Federal records indicate that in the early 2000s Cahill posed as a professional in the gardening business to obtain the chemical 2,4-dinitrophenol, DNP, used on plants to regulate growth. It was developed in the 1930s as a weight-loss compound but caused blindness in people who took it. The FDA banned human use in 1938.
Cahill pleaded guilty to 11 counts that included "conspiracy to introduce adulterated and misbranded drugs into interstate commerce, specifically DNP."
Ullman said his client served his time and the act is behind him. There is no reason, he added, to link Cahill's past to his present.
"People serve their time and our society recognizes that," Ullman said. "When you've paid your debt, you are allowed to go back into the world without wearing a scarlet letter."
Dr. Daniel Fabricant, director of the FDA's dietary supplement programs at the agency's Center for Food Safety and Applied Nutrition, confirmed there are no restrictions on ex-cons from entering the supplement business.
Even former prisoners who were never in the supplement business but found guilty of scamming people in other ways are also free to make dietary aids once released.
Jordan Belfort, 51, the so-called Wolf of Wall Street, freed in 2006 after 22 months of incarceration for securities fraud, was barred by law from returning to the financial industry. But he opened a Long Island supplement business after his release. The business is now defunct.
If the FDA becomes aware of a problem with a supplement or how it's made, the agency can request that manufacturers voluntarily recall it. The agency routinely issues warnings about dicey products. Last year, 70 percent of inspected companies had manufacturing lapses, ranging from an absence of recipes for vitamins to rodent infestations and improperly functioning machinery.
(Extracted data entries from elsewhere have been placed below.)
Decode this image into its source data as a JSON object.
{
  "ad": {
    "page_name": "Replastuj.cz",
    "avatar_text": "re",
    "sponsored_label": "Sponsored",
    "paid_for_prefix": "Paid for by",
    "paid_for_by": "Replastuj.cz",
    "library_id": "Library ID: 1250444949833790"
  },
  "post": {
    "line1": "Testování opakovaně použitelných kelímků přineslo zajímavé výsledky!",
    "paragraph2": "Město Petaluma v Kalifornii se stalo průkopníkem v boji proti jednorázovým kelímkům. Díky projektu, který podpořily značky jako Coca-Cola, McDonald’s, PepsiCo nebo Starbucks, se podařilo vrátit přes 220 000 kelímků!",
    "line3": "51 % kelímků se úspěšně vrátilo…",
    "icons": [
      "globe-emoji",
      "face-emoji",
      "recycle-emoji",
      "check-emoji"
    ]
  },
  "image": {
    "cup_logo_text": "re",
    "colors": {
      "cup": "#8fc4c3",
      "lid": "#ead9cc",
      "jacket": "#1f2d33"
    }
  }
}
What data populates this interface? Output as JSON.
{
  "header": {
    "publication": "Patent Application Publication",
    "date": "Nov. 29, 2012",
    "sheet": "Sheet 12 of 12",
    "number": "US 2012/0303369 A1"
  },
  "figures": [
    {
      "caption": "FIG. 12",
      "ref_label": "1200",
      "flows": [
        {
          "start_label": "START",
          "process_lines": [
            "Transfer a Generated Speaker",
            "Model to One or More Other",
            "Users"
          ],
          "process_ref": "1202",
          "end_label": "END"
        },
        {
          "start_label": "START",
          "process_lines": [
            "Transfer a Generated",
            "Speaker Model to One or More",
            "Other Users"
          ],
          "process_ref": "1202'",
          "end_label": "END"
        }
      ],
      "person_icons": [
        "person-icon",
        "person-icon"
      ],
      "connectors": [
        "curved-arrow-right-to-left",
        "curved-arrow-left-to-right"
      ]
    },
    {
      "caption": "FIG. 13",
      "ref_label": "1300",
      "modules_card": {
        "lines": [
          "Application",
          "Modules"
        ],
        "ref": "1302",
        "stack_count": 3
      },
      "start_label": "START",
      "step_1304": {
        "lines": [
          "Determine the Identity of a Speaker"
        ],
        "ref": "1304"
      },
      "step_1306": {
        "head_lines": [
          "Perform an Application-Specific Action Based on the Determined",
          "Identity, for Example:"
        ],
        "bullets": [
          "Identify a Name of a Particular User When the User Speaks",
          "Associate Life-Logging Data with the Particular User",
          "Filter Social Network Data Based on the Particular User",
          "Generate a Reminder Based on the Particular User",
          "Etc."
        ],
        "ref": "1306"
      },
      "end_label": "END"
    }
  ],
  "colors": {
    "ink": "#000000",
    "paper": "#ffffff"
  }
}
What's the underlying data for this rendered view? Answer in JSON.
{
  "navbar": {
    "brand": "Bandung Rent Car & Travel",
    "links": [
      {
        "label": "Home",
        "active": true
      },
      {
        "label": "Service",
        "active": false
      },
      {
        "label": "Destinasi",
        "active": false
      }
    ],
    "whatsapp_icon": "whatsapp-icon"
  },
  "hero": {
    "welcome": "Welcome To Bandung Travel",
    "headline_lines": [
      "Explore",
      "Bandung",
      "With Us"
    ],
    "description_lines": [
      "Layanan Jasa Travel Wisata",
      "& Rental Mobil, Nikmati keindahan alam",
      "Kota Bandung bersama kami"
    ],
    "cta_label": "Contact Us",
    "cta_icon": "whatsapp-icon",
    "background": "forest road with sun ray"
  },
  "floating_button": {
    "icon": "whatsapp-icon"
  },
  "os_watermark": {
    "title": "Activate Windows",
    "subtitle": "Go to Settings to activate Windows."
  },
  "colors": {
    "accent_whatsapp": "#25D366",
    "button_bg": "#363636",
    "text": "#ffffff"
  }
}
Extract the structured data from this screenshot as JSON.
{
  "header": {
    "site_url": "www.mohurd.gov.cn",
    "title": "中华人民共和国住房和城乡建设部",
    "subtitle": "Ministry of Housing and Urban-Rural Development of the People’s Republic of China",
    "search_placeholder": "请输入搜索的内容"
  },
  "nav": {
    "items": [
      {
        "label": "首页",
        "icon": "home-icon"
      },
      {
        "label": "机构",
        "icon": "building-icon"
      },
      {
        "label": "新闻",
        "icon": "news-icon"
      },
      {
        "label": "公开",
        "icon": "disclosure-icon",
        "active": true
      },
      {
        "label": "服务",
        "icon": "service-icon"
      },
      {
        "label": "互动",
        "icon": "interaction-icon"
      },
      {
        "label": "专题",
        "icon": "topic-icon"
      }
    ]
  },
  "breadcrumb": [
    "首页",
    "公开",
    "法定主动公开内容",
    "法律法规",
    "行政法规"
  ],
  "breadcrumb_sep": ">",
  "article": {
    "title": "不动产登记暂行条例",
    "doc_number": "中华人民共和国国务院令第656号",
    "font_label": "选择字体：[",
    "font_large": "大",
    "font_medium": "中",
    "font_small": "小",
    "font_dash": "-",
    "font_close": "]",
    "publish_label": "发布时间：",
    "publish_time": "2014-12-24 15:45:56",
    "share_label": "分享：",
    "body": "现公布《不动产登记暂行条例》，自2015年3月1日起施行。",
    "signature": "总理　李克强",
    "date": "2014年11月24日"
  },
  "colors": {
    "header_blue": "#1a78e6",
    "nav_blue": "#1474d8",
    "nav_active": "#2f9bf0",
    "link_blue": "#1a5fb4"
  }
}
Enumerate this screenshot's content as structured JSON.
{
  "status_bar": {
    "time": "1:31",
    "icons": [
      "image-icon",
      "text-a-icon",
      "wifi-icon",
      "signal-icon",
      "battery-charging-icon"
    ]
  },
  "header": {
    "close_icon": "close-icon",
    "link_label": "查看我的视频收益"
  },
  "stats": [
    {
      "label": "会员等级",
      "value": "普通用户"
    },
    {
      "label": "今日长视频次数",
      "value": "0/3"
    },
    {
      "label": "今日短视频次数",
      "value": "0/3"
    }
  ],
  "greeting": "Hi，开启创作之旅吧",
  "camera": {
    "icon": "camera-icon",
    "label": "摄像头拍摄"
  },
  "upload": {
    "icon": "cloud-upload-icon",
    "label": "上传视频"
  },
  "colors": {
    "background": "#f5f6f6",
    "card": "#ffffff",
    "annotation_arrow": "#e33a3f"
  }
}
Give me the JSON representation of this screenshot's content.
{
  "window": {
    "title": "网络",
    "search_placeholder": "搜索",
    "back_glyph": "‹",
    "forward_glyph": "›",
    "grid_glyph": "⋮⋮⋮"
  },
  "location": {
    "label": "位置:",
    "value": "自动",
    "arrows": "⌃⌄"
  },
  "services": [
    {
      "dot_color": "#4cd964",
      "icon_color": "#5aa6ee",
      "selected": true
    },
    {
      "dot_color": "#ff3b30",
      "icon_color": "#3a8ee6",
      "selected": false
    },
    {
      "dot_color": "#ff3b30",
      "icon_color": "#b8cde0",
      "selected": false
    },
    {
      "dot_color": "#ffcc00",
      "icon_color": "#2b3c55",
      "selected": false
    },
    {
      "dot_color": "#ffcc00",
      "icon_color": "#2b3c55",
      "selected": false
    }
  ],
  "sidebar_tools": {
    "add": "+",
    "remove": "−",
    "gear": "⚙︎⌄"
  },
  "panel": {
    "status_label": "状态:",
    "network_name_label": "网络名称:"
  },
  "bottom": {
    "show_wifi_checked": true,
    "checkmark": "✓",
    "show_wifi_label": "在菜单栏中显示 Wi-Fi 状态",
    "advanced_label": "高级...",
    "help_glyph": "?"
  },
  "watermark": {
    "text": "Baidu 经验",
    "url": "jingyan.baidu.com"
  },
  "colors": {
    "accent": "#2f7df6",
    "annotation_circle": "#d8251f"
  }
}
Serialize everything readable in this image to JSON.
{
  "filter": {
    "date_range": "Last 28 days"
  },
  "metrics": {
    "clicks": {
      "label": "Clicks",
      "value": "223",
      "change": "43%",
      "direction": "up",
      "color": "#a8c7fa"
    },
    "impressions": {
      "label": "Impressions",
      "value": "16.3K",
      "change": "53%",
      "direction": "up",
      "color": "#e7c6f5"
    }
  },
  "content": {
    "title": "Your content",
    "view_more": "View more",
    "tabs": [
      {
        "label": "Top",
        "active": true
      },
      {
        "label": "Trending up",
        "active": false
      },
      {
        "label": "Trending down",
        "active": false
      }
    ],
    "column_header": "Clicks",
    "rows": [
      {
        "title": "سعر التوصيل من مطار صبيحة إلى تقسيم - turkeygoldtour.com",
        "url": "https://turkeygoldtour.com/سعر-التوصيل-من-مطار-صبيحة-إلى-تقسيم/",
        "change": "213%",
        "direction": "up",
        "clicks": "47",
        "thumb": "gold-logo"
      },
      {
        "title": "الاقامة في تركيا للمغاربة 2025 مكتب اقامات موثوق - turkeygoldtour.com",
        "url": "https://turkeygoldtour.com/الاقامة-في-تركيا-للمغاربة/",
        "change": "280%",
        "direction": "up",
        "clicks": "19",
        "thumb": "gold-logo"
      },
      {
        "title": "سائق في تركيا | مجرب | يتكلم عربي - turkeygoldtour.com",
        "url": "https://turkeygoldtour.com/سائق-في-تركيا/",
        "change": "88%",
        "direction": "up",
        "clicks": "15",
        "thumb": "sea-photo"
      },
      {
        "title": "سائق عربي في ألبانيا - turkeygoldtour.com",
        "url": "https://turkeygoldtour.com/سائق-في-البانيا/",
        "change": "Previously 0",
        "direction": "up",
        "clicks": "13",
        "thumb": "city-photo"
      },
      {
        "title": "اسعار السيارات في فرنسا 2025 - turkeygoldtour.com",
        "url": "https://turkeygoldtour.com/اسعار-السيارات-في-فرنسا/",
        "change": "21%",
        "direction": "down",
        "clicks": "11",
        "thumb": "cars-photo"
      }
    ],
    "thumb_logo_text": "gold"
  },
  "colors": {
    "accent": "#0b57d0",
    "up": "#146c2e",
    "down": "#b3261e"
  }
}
While most vitamins and supplements are not harmful -- and at least one vitamin brand was credited with an 8 percent reduction in cancer among men over 50 -- the industry is beset by repeated recalls, manufacturing problems and adverse reactions caused by tainted products, experts and officials say.
Ullman insists that problems facing the supplement industry come nowhere near the magnitude of concerns involving prescription drugs.
In Bethpage, Scicchitano remains resolute about the effectiveness of supplements and is not giving up on them. He's in for the long haul -- for life, he said.
"I find that most people who take vitamins and supplements are usually well-informed and well-read. I am, anyway. And I believe people who take vitamins and supplements are rigorous in their analysis of their usage."